Adult tapeworms in the small intestine of the principal host grow by generating proglottids from the scolex. Proglottids mature and, after fertilization, become gravid (enlarged and filled with eggs). The enlargement of segments as they mature results in the characteristic widening of the tapeworm body toward its end. Gravid proglottids break off from the end of the tapeworm and pass in the faeces (see illustration). Eggs are released as the proglottids decompose, either within the animal or on pasture in the faeces. With some species of tapeworms, eggs will not appear in the faeces even when a heavy infection exists. Rather, intact proglottids are found. Neither the proglottids nor the eggs are infective for the host. To become infective, eggs must first develop to the infective stage in intermediate hosts such as arthropods, crustaceans, or mammals. Because of the need for intermediate hosts the life cycle of tapeworms is indirect.

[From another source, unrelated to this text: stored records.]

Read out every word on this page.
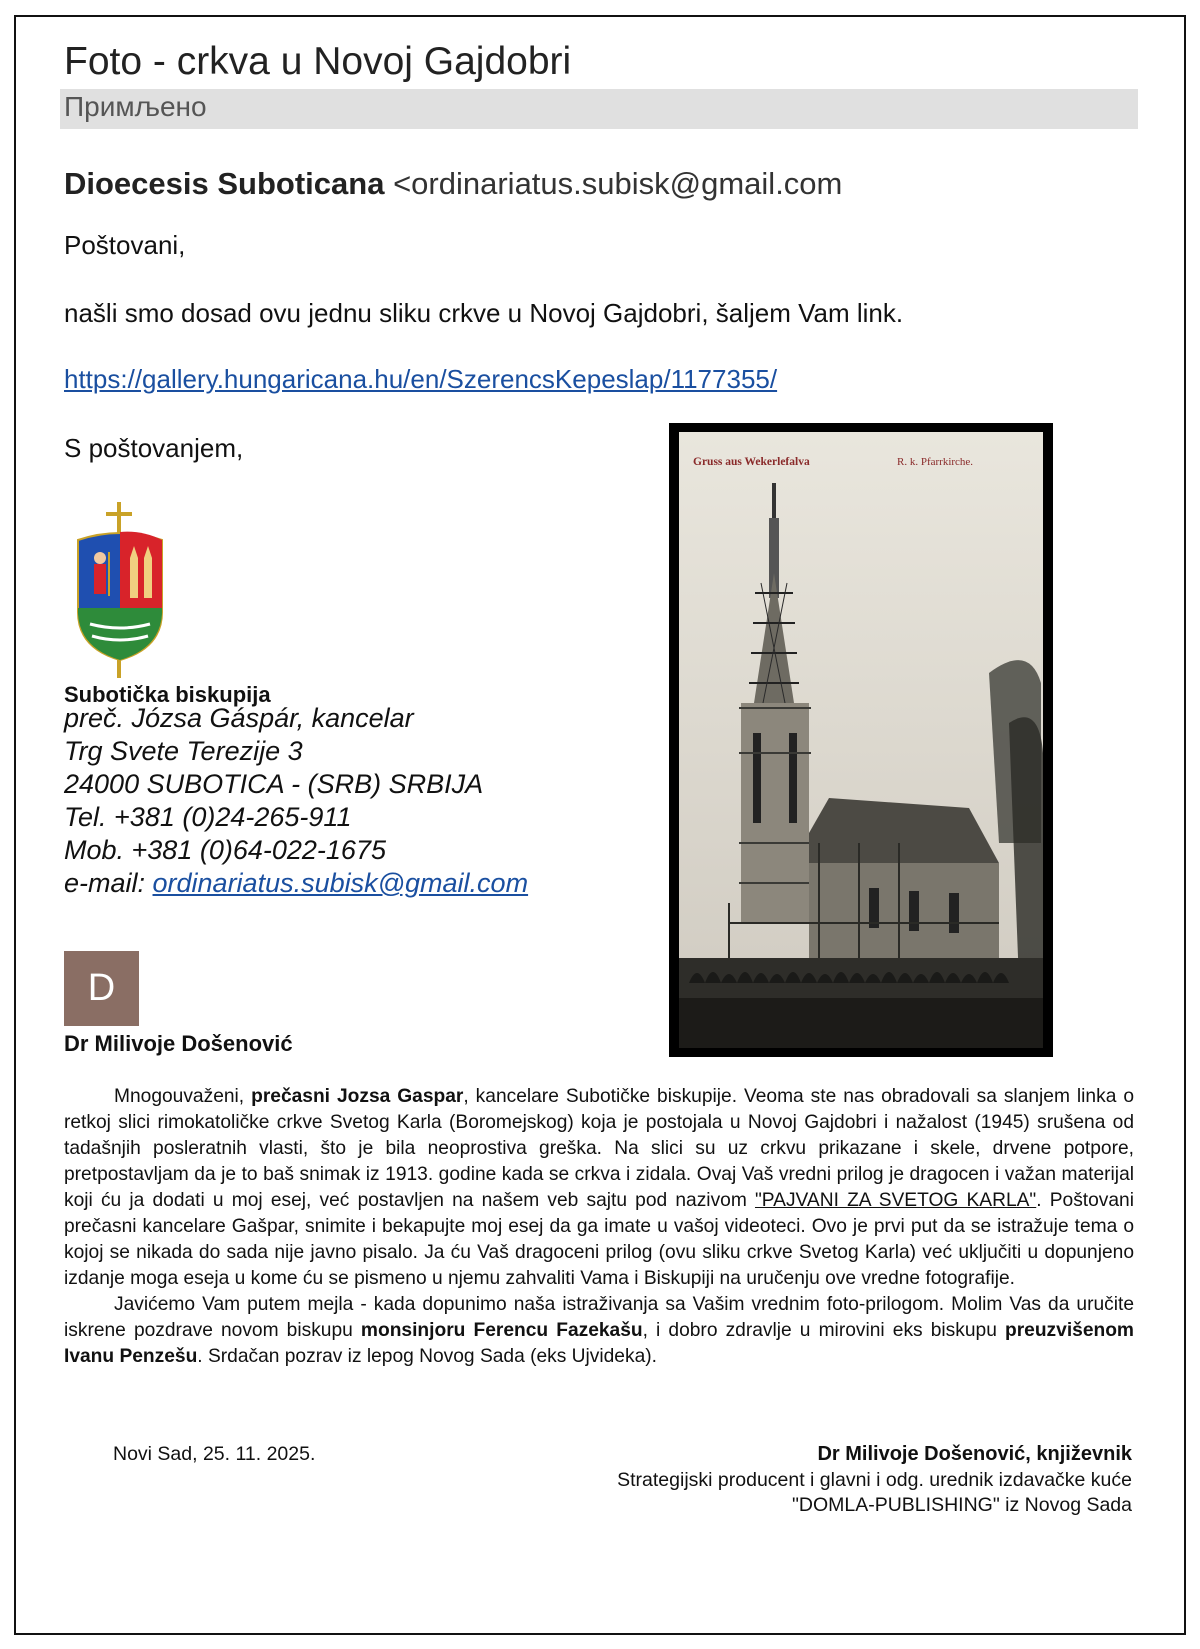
Foto - crkva u Novoj Gajdobri
Примљено
Dioecesis Suboticana <ordinariatus.subisk@gmail.com
Poštovani,
našli smo dosad ovu jednu sliku crkve u Novoj Gajdobri, šaljem Vam link.
https://gallery.hungaricana.hu/en/SzerencsKepeslap/1177355/
S poštovanjem,
Subotička biskupija
preč. Józsa Gáspár, kancelar
Trg Svete Terezije 3
24000 SUBOTICA - (SRB) SRBIJA
Tel. +381 (0)24-265-911
Mob. +381 (0)64-022-1675
e-mail: ordinariatus.subisk@gmail.com
D
Dr Milivoje Došenović
Gruss aus Wekerlefalva	R. k. Pfarrkirche.

Mnogouvaženi, prečasni Jozsa Gaspar, kancelare Subotičke biskupije. Veoma ste nas obradovali sa slanjem linka o retkoj slici rimokatoličke crkve Svetog Karla (Boromejskog) koja je postojala u Novoj Gajdobri i nažalost (1945) srušena od tadašnjih posleratnih vlasti, što je bila neoprostiva greška. Na slici su uz crkvu prikazane i skele, drvene potpore, pretpostavljam da je to baš snimak iz 1913. godine kada se crkva i zidala. Ovaj Vaš vredni prilog je dragocen i važan materijal koji ću ja dodati u moj esej, već postavljen na našem veb sajtu pod nazivom "PAJVANI ZA SVETOG KARLA". Poštovani prečasni kancelare Gašpar, snimite i bekapujte moj esej da ga imate u vašoj videoteci. Ovo je prvi put da se istražuje tema o kojoj se nikada do sada nije javno pisalo. Ja ću Vaš dragoceni prilog (ovu sliku crkve Svetog Karla) već uključiti u dopunjeno izdanje moga eseja u kome ću se pismeno u njemu zahvaliti Vama i Biskupiji na uručenju ove vredne fotografije.

Javićemo Vam putem mejla - kada dopunimo naša istraživanja sa Vašim vrednim foto-prilogom. Molim Vas da uručite iskrene pozdrave novom biskupu monsinjoru Ferencu Fazekašu, i dobro zdravlje u mirovini eks biskupu preuzvišenom Ivanu Penzešu. Srdačan pozrav iz lepog Novog Sada (eks Ujvideka).

Novi Sad, 25. 11. 2025.	Dr Milivoje Došenović, književnik
Strategijski producent i glavni i odg. urednik izdavačke kuće
"DOMLA-PUBLISHING" iz Novog Sada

Horses are the principal host for a common tapeworm, namely, Anoplocephala species Eggs and proglottids are passed in the faeces. An infective egg contains a hexacanth larvae with six hooks, which is released if ingested by an oribatid mite, common on pastures. A tadpole-like cysticercoid larval form develops inside the mite. Mites are ingested by horses along with vegetation. As the mite is digested, the cysticercoid is released and matures to an adult tapeworm in the intestine.

Roundworm Life Cycle
Life cycle of typical gastrointestinal roundworm


Life cycle of Habronema / Draschia


Life cycle of tapeworm Anoplocephala magna (Not in New Zealand).
 A perfiolata is present.

The horse may serve as intermediate host for two tapeworms that have dogs as principal hosts. After a horse eats the eggs of either Multiceps or Echinococcus granulosus the larvae hatch and the embryos migrate to the blood stream, which carries them to various organs. Multiceps develops into a coenurus, which is a fluid-filled vesicle with several invaginated tapeworm heads developed along its inner wall. This structure is also known as "bladder worm." It may cause damage if it develops inside the host´s brain. Echinococcus embryos develop to hydatid cysts within horses or other mammals. Hydatid cysts are large fluid-filled bladders. These structures may put pressure on neighbouring organs, causing atrophy or wasting.

         

 

Trematodes

The indirect life cycles of trematodes are complicated and involve at least one intermediate host. Immature forms change shape greatly during development and may even reproduce without fertilization (asexually). As a result, many adults may be produced from a single egg. This process is called polyembryony.

Adult flukes in horses lay eggs which pass in the faeces. The miracidium, a free-swimming larval form, hatches from the egg outside the host when optimal moisture and temperature exist. The miracidium penetrates the snail host where it develops into a sporocyst, which may divide and produce "daughter" sporocysts. The sporocyst, in turn, may reproduce asexually through polyembryony to yield a maximum of eight rediae, the succeeding form. Cercariae develop from rediae. Cercariae leave the snail intermediate host and are then infective to the principal host. Equine fluke cercariae swim onto vegetation and secrete protective cysts. These structures are called metacercariae. After being ingested by horses, metacercariae hatch to immature flukes.